Design and application of nanosilver hybridized fluorosilicone resin-modified epoxy coatings for SRB resistance in aviation fuel storage and transport equipment

Abstract

Microbiologically influenced corrosion poses a significant threat to the service life and safety of metallic aviation fuel infrastructure. To address this challenge, this study reports the rational design and fabrication of a multifunctional epoxy composite coating (SNA-FPS/ER) with integrated hydrophobic, antimicrobial, and anticorrosive properties. The coating was engineered through a synergistic strategy: first, aminosilane-encapsulated silver nanoparticles (SNA) were synthesized via a sol-gel process to ensure dispersion stability and provide a sustained-release bactericidal function; second, a tailored amino-fluorosilicone resin (FPS) was prepared by hydrolytic co-condensation to act as a curing agent and modifier, simultaneously toughening the epoxy network and imparting surface hydrophobicity. Systematic evaluation revealed that the SNA-FPS/ER coatings containing 0.5-2.0 wt% SNA exhibited excellent mechanical properties, including grade 1 adhesion and 5H pencil hardness, and resisted blistering or wrinkling after 1000 h of jet fuel immersion.

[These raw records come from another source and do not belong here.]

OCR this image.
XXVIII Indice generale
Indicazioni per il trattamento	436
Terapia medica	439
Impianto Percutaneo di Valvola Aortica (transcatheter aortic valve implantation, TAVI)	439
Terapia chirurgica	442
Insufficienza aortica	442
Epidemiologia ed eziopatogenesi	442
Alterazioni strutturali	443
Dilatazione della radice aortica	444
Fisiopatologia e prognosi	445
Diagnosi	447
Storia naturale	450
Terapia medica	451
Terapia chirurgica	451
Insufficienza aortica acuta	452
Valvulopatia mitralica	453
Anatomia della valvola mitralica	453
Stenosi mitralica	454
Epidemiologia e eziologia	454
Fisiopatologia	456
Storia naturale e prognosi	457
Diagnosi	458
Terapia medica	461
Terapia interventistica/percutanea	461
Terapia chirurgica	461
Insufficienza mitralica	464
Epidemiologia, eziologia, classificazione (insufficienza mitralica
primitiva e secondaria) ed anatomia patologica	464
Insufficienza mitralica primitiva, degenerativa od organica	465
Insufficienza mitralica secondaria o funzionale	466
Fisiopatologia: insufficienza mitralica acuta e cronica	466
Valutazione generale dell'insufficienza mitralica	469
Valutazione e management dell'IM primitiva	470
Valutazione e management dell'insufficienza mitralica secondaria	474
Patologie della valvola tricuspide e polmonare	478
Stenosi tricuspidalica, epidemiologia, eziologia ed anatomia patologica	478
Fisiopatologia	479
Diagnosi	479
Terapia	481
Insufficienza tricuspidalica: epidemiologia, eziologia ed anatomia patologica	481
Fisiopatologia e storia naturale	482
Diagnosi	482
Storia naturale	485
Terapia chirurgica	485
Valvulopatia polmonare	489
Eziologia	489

Electrochemical measurements indicated an optimal corrosion protection performance at 1 wt% SNA loading, with a low-frequency impedance of 5 × 10⁴ Ω·cm² and a corrosion current density of 7.35 × 10⁻⁸ A·cm⁻². The coatings demonstrated potent, dose-dependent antimicrobial activity, achieving bactericidal rates >99% against E. coliand S. aureus. Furthermore, after 7-day immersion in a sulfate-reducing bacteria (SRB) suspension (10⁴ CFU mL⁻¹), coatings with 2 wt% SNA remained visually intact, confirming exceptional resistance to microbially induced corrosion. This work presents a viable material solution, achieved through deliberate polymer and nanocomposite design, for protecting aviation fuel systems against complex degradation pathways.